Four of those captured at that time were Venezuelan officials directly attached to the Joint Fund, which Maduro accused of being members of the Primero Justicia opposition party. However, these accusations proved to be untrue. The rest of the prisoners were workers of the Swiss company Cavemin (Venezuelan Industrial Maintenance Company).
Venezuela’s attorney general said on December 19, 2012, that an investigation had been conducted to scrutinize “two alleged irregular disbursements” of funds authorized by the Joint Fund and paid for by the Bank of Economic and Social Development of Venezuela to the companies Kelora SA ($22 million) and Bismarck Consortium Trading Corp ($62 million). A year later, former Joint Fund operations manager Javier Elías Briceño Scott was captured in Mexico and extradited to Venezuela.
But the corruption scandals were only beginning. By 2015, when the Financial Intelligence Unit of the State Treasury Department drew attention to the Banca Privada de Andorra for laundering money from the Chinese, Russia, and one of the networks in the heart of Petróleos de Venezuela (PDVSA), heads began to roll.
In 2017, an Andorran court revealed that it was investigating a network of at least 35 people, most of them Chavismo officials (Chavismo is a left-wing political ideology based on former president Hugo Chávez), for the embezzlement of more than 2 million euros between 2007 and 2012 in the Venezuelan oil industry, which had been deposited in the Private Bank of Andorra.
Among the defendants in the case was Diego Salazar, cousin of the former president of PDVSA, and former Venezuelan Minister of Energy Rafael Ramírez, who was arrested in Caracas in December of that year.
According to a report in Spain’s newspaper El País, Salazar was the intermediary for a group of Chinese companies to obtain contracts in Venezuela to carry out public works, which required the collection of commissions and 10% of net profits from each of the negotiations. Thanks to this, he obtained for himself and his collaborators a total of $200 million.
Salazar’s business was possible because of a bilateral agreement signed in 2010, called the Great Volume loan, in which China agreed to loan $20 billion to build energy infrastructure in exchange for oil. Before a judge, Salazar confirmed in Andorra in 2015 that it was Chinese authorities who had “the power to decide which companies did the projects.”
Nervis Villalobos, former Vice Minister of Energy during the presidency of Hugo Chávez, also participated in the embezzlement network. He was arrested in October 2018 in Spain, accused of committing money laundering. Days later, he declared before a court that the resources he used came from the China-Venezuela Joint Fund.
Then, in November 2018, Venezuela’s national treasurer during Chávez’s government, Alejandro Andrade, pleaded guilty to money laundering in the U.S. The military official confessed to having participated in a bribery scheme worth a billion dollars.
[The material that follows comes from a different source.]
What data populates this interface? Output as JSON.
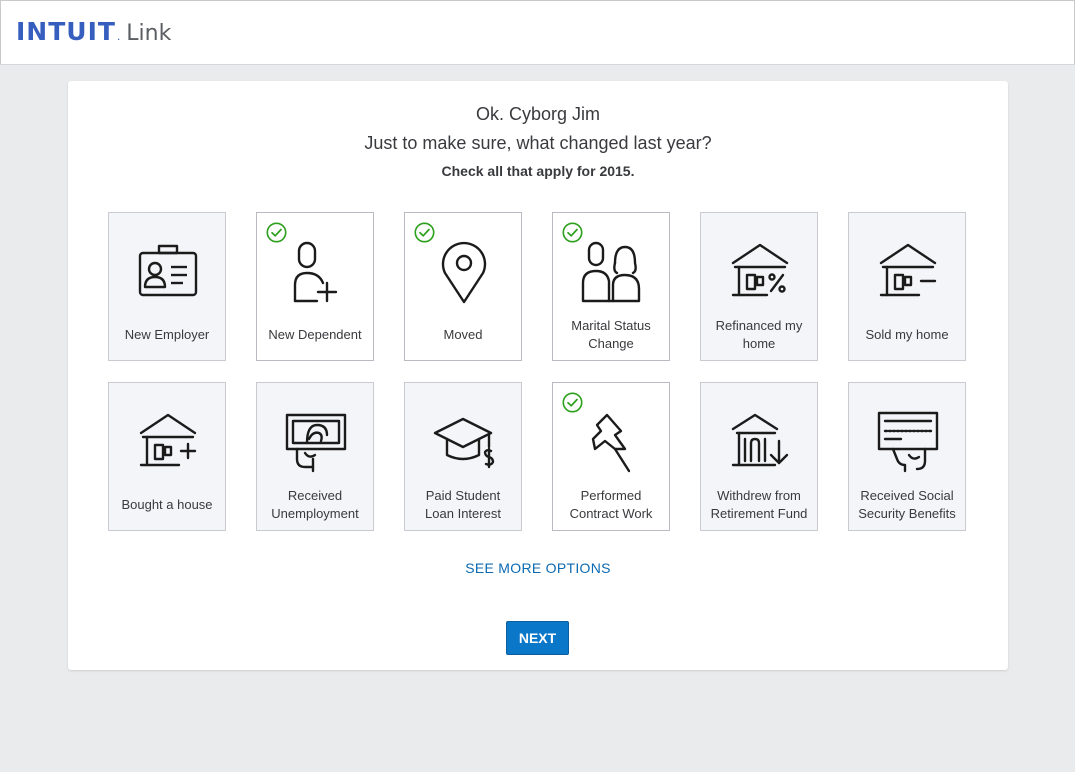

While he was treasurer, Andrade also held the presidency of the Economic and Social Development Bank, the entity in charge of administering, among others, Joint Fund resources.
Days later, an investigation by Andorra found that Diego Salazar, Venezuelan entrepreneur and cousin of the former Minister of Petroleum, Rafael Ramírez, collected around $200 million from five Chinese companies. This was in order to facilitate contract awards with state-owned PDVSA and Corpoelec in the framework of the Great Volume loan.
Venezuela is currently ranked 166th out of 176 nations in Transparency International’s ranking of corruption, ahead of countries like Libya, Yemen, Somalia, and North Korea.